Since the introduction of optical coherence tomography (OCT) nearly three decades ago, this noninvasive imaging modality has dramatically changed our clinical practice. The advances in OCT technology have aimed for higher resolution and higher acquisition speed, resulting in widefield (WF)-OCT imaging and phase-variance OCT (i.e., OCT angiography: OCTA) imaging [1]. The advent of OCTA enabled noninvasive imaging of ocular blood flow and has contributed significantly to obtaining detailed information on macular disorders among others. It is well known that OCTA is inferior to conventional dye-based angiography (fluorescein angiography [FA]/indocyanine-green angiography [IA]) in that it is unable to identify dye leakage from disrupted blood-retinal barrier or dye staining to abnormal ocular tissues. However, the advantage of OCTA over FA/IA (i.e., high-resolution, noninvasive visualization of microvasculature with depth resolution) is so powerful that clinical research on the macula or optic disc using OCTA is progressing rapidly [2].

WF-OCTA retains advantage of OCTA against FA/IA and attains the assessment of far larger fundus area than non-WF-OCTA. Since diabetic retinopathy (DR) is a disease in which retinal blood vessels are mainly damaged, it is one of the important eye diseases to be evaluated by OCTA. Sun Z and associates prospectively investigated the relationship of OCTA metrics to DR progression and development of diabetic macular edema (DME) and found that some OCTA metrics can predict DR progression and DME development [3]. As the OCTA metrics used in this study were calculated from macular OCTA data only, additional data provided by WF-OCTA could further improve the prediction accuracy of OCTA in DR progression and DME onset. Another attempt to apply WF-OCTA to the management of DR is the assessment of changes in nonperfusion (NP) areas which potentially lead to vision threatening ocular events: vitreous hemorrhages and/or tractional retinal detachment. Couturier A and associates conducted an observational case series of severe non-proliferative DR or proliferative DR (PDR) treated with 3 initial monthly injections of anti-vascular endothelial growth factor (VEGF) drug for DME and obtained the following results: the ability of swept-source WF-OCTA to detect capillary NP areas was higher than that of ultra-WF FA, no change in capillary NP was observed, and no reperfusion of small retinal vessels in NP areas was seen on swept-source WF-OCTA after anti-VEGF therapy [4]. Although the authors did not directly mentioned, this study showed that WF-OCTA is a powerful tool to assess subtle changes in retinal vasculature and blood flow in eyes with DR.

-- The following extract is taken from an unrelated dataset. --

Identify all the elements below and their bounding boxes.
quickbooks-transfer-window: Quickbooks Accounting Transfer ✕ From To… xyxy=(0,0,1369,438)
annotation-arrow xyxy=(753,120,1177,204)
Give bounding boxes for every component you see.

Disadvantages of current WF-OCTA is summarized in long image acquisition time and image noise. Xephilio OCT-S1 (Canon, Tokyo, Japan), a commercially available WF-OCTA system, utilized revolutionary swept source technology and artificial intelligence (AI) technology to overcome these disadvantages. Xephilio OCT-S1 achieves a very fast scan speed of 100,000 A-scans/sec and incorporates an AI-based system called Intelligent Denoise. With its high-speed image acquisition time and excellent denoising system, Xephilio OCT-S1 can offer high-quality OCTA images without averaging multiple images within seconds (https://eu.medical.canon/products/eye-care/xephilio-oct-s1). Hirano T and associates conducted a well-designed retrospective study to investigate the power of Xephilio OCT-S1 to detect retinal neovascularization (NV) in eyes with PDR. They reported that Xephilio OCT-S1 successfully detected 166 (99%) of 168 retinal NV sites identified by conventional method combining biomicroscopy, color fundus photography, and FA), using disc-centered 23 × 20 mm WF-OCTA images [5]. Because it needs a high-quality WF-OCTA image to assess the presence/absence retinal NV, Hirano T and associates took advantages of the characteristics of Xephilio OCT-S1. As shown by Hirano T and associates, further attempts are needed to connect advances in OCTA technology to patients’ benefit, which subsequently changes our practice. 

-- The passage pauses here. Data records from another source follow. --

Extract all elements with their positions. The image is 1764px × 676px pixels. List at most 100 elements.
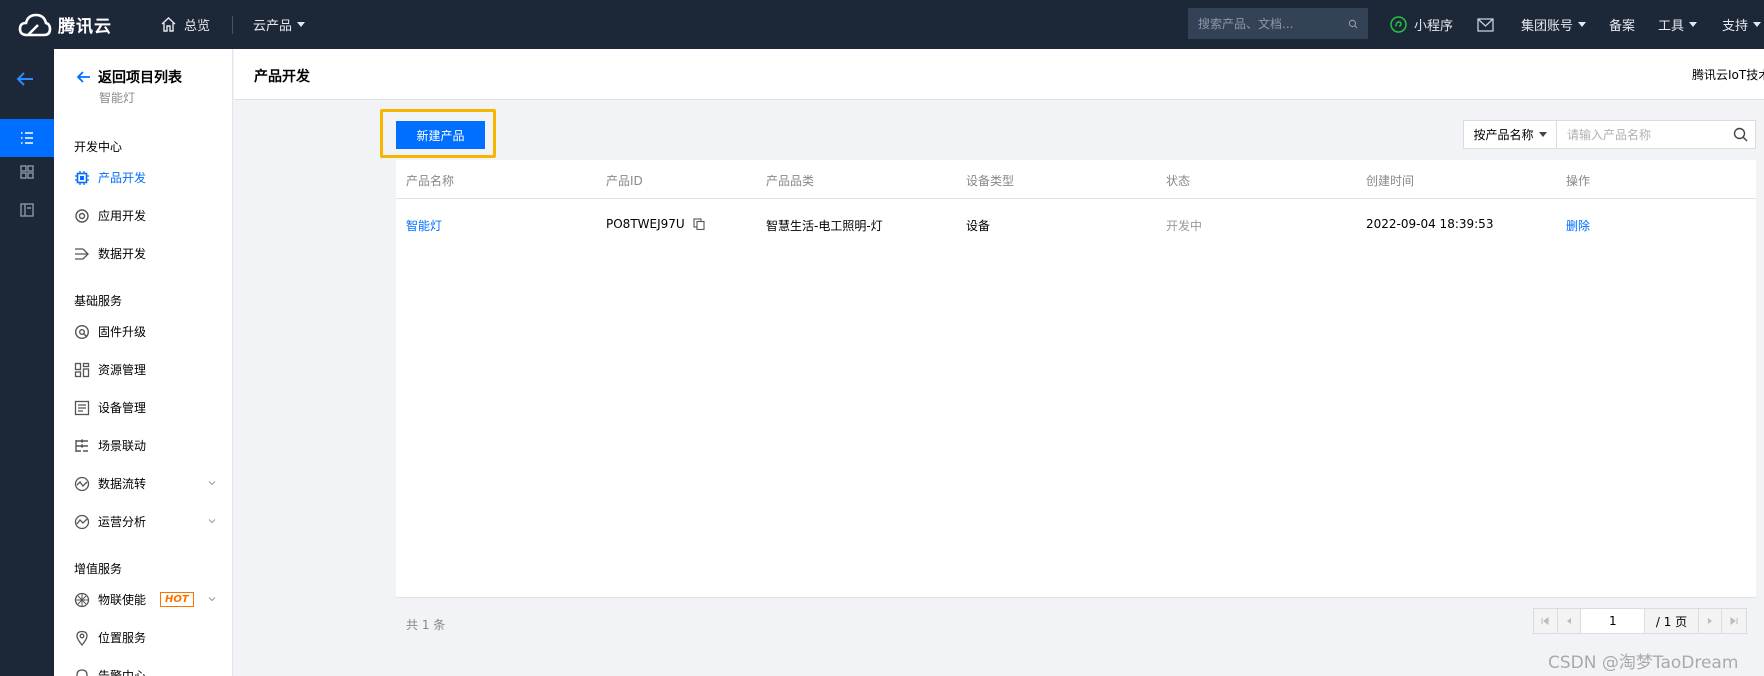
menu-item-label: 数据流转 — [98, 477, 147, 491]
mail-button[interactable] — [1477, 0, 1494, 49]
mini-program-icon — [1390, 16, 1407, 33]
tools-label: 工具 — [1658, 19, 1685, 34]
menu-item-location[interactable]: 位置服务 — [74, 629, 224, 646]
last-page-button[interactable] — [1722, 609, 1746, 633]
product-id: PO8TWEJ97U — [606, 217, 685, 231]
beian-link[interactable]: 备案 — [1609, 0, 1635, 49]
filter-select-label: 按产品名称 — [1473, 128, 1534, 142]
product-filter: 按产品名称 — [1463, 120, 1756, 149]
pagination: / 1 页 — [1533, 608, 1747, 634]
support-menu[interactable]: 支持 — [1722, 0, 1762, 49]
menu-item-scene[interactable]: 场景联动 — [74, 437, 224, 454]
caret-down-icon — [1538, 132, 1547, 137]
gear-icon — [75, 208, 89, 223]
product-name-link[interactable]: 智能灯 — [406, 217, 442, 234]
column-header: 操作 — [1566, 174, 1591, 188]
watermark: CSDN @淘梦TaoDream — [1548, 653, 1739, 673]
hot-badge: HOT — [160, 592, 194, 607]
menu-item-label: 场景联动 — [98, 439, 147, 453]
status-text: 开发中 — [1166, 219, 1203, 233]
column-header: 状态 — [1166, 174, 1191, 188]
menu-item-analysis[interactable]: 运营分析 — [74, 513, 224, 530]
prev-page-button[interactable] — [1558, 609, 1582, 633]
total-count: 共 1 条 — [406, 618, 446, 632]
data-flow-icon — [74, 476, 90, 491]
filter-field-select[interactable]: 按产品名称 — [1464, 121, 1557, 148]
search-button[interactable] — [1725, 121, 1755, 148]
section-title: 基础服务 — [74, 294, 123, 308]
grid-icon — [20, 165, 34, 179]
table-header: 产品名称 产品ID 产品品类 设备类型 状态 创建时间 操作 — [396, 160, 1756, 199]
back-label: 返回项目列表 — [98, 70, 182, 86]
group-account-menu[interactable]: 集团账号 — [1521, 0, 1587, 49]
menu-item-app-dev[interactable]: 应用开发 — [74, 207, 224, 224]
scene-icon — [75, 439, 88, 452]
nav-home-label: 总览 — [184, 19, 211, 34]
analysis-icon — [74, 514, 90, 529]
iot-icon — [74, 592, 90, 607]
global-search-input[interactable] — [1198, 16, 1348, 31]
tools-menu[interactable]: 工具 — [1658, 0, 1698, 49]
nav-home[interactable]: 总览 — [160, 15, 210, 34]
menu-item-label: 设备管理 — [98, 401, 147, 415]
rail-list[interactable] — [0, 119, 54, 157]
group-account-label: 集团账号 — [1521, 19, 1574, 34]
menu-item-data-flow[interactable]: 数据流转 — [74, 475, 224, 492]
product-category: 智慧生活-电工照明-灯 — [766, 219, 883, 233]
back-arrow-icon[interactable] — [14, 68, 36, 90]
product-id-cell: PO8TWEJ97U — [606, 217, 705, 231]
section-title: 增值服务 — [74, 562, 123, 576]
device-type: 设备 — [966, 219, 991, 233]
page-title: 产品开发 — [254, 69, 310, 85]
new-product-button[interactable]: 新建产品 — [396, 121, 485, 149]
chevron-down-icon — [208, 519, 216, 524]
rail-grid[interactable] — [0, 153, 54, 191]
global-search[interactable] — [1188, 8, 1368, 39]
tencent-cloud-logo[interactable]: 腾讯云 — [18, 11, 130, 39]
next-page-icon — [1708, 618, 1712, 624]
page-number-input[interactable] — [1581, 609, 1646, 633]
copy-icon[interactable] — [693, 218, 705, 230]
caret-down-icon — [1753, 22, 1762, 27]
nav-cloud-products[interactable]: 云产品 — [253, 15, 306, 34]
menu-item-data-dev[interactable]: 数据开发 — [74, 245, 224, 262]
menu-item-device[interactable]: 设备管理 — [74, 399, 224, 416]
mini-program-label: 小程序 — [1414, 19, 1454, 34]
rail-book[interactable] — [0, 191, 54, 229]
resource-icon — [74, 362, 90, 377]
menu-item-iot-enable[interactable]: 物联使能 HOT — [74, 591, 224, 608]
beian-label: 备案 — [1609, 19, 1636, 34]
product-name-search-input[interactable] — [1557, 121, 1725, 148]
menu-item-label: 告警中心 — [98, 669, 147, 676]
logo-text: 腾讯云 — [58, 17, 112, 37]
home-icon — [161, 17, 176, 32]
column-header: 创建时间 — [1366, 174, 1415, 188]
upgrade-icon — [74, 324, 90, 339]
column-header: 产品名称 — [406, 174, 455, 188]
menu-item-label: 应用开发 — [98, 209, 147, 223]
menu-item-firmware[interactable]: 固件升级 — [74, 323, 224, 340]
device-icon — [74, 400, 90, 415]
search-icon[interactable] — [1348, 16, 1358, 32]
search-icon — [1733, 127, 1747, 142]
first-page-icon — [1541, 617, 1549, 625]
caret-down-icon — [1689, 22, 1698, 27]
menu-item-resource[interactable]: 资源管理 — [74, 361, 224, 378]
next-page-button[interactable] — [1699, 609, 1723, 633]
mini-program-link[interactable]: 小程序 — [1390, 0, 1453, 49]
menu-item-label: 数据开发 — [98, 247, 147, 261]
column-header: 设备类型 — [966, 174, 1015, 188]
project-name: 智能灯 — [99, 91, 136, 105]
alarm-icon — [76, 668, 88, 676]
menu-item-label: 产品开发 — [98, 171, 147, 185]
chip-icon — [75, 170, 89, 185]
first-page-button[interactable] — [1534, 609, 1558, 633]
header-right-link[interactable]: 腾讯云IoT技术 — [1692, 66, 1764, 83]
section-title: 开发中心 — [74, 140, 123, 154]
chevron-down-icon — [208, 597, 216, 602]
menu-item-product-dev[interactable]: 产品开发 — [74, 169, 224, 186]
menu-item-alarm[interactable]: 告警中心 — [74, 667, 224, 676]
delete-link[interactable]: 删除 — [1566, 217, 1590, 234]
back-to-project-list[interactable]: 返回项目列表 — [76, 67, 182, 87]
created-time: 2022-09-04 18:39:53 — [1366, 217, 1494, 231]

Over the past decade, OCTA has changed its position from being a research device to being a clinically useful device in the management of ocular disorders associated with vascular abnormality. This is because frequent non-invasive vascular imaging with OCTA enables close monitoring of disease progression and response to therapy. Currently, more than 100 clinical trials are ongoing to explore further clinical applications for OCTA (https://clinicaltrials.gov/). These clinical trials will surely add a new perspective on our understanding of ocular diseases including peripheral retina and provide robust evidence in best clinical use of OCTA in the near future. The clinical practice, where OCTA information is critically important, is just around the corner.